Cellphone records associated with the man accused of trying to assassinate Donald Trump at his golf course in Florida on Sunday suggest he had been lying in wait nearby for nearly 12 hours before he was fired on by a Secret Service agent protecting the former president.
Then, after authorities captured him as he made his hasty retreat, he allegedly told them he knew exactly why they were arresting him.
Those details surfaced in a criminal complaint that was unsealed after the man alleged to have plotted the attempt on Trump’s life appeared in front of a preliminary federal court hearing Monday.
The new records alleged that the suspect in the case, 58-year-old Ryan Wesley Routh, had previously asked his social media followers to contact him at a specific cellphone number. Investigators later determined that particular number was located at or near a tree line along Trump International golf club in West Palm Beach, Florida, from about 1.59am to 1.31pm on Sunday, an FBI agent wrote in the unsealed papers.
At the end of that time frame, a Secret Service agent walking the perimeter of the course while Trump golfed there noticed “what appeared to be a rifle poking out of the tree line”, the complaint said.
The agent drew a gun and fired in the direction of the rifle. A bystander then saw a man later identified as Routh emerge from the tree line and flee in a Nissan SUV.
Authorities said they soon found an SKS-style rifle equipped with a scope, a digital camera and at least three bags – including one containing food – in the area from which Routh fled. The serial number on the 7.62mm rifle had been “obliterated and [was] unreadable”, the FBI agent who wrote the complaint said.
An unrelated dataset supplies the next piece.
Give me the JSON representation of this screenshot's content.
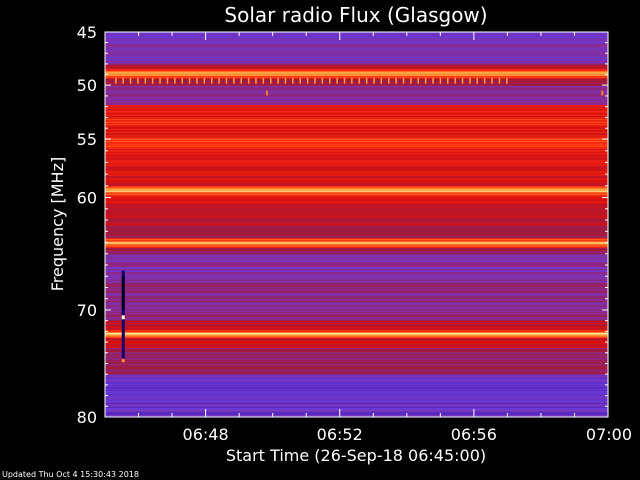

Deputies from two local sheriff’s offices later stopped Routh as he speeded northbound on Interstate 95 at about 2.15pm. “Routh was asked if he knew why he was being stopped,” the complaint said. “He responded in the affirmative.”
The complaint noted that the license plate on the Nissan was not meant to be on the vehicle. Rather, it was registered to a white Ford truck that had been reported stolen.
Authorities did not immediately charge Routh with attempting to assassinate the president. Instead, they charged him with possessing a firearm despite having prior felony conviction prohibiting him from legally doing so – as well as with illicitly having a gun with an obliterated serial.
The first of those charges stemmed from Routh’s having been convicted in Greensboro, North Carolina, in 2002 of illegally possessing what a media report referred to at the time as a “fully automatic machine gun”. According to the Greensboro News & Record, in that instance Routh barricaded himself at his roofing company during a three-hour standoff before he led police on a car chase and ultimately surrendered.
A second felony conviction mentioned in Monday’s criminal complaint was for multiple counts of possession of stolen goods.
The complaint does not address what may have motivated Routh to stick the barrel of a rifle into Trump’s golf course while the Republican presidential candidate played there. Routh’s son, Oran, told the Guardian on Sunday that Ukraine’s cause in its war against Russia was dear to him.
Trump, as he seeks a second presidency in November, recently declined to answer a question at a televised debate about whether he wanted Ukraine to win that war, renewing fears that he might suspend American military aid to Ukrainian troops if voters return him to the White House. The former president also successfully lobbied lawmakers who are loyal to him to delay authorizing additional military support to Ukraine for months earlier this year.
Routh’s hearing on Monday lasted eight minutes and saw federal prosecutors announce the initial charges against him. He could face 15 years in prison if convicted of possessing a firearm as a felon and five years in connection with the other charge.
Trump survived a separate assassination attempt on 13 July at a political rally in Pennsylvania. The gunman shot one spectator dead and badly wounded two other rallygoers before he was killed by Secret Service snipers.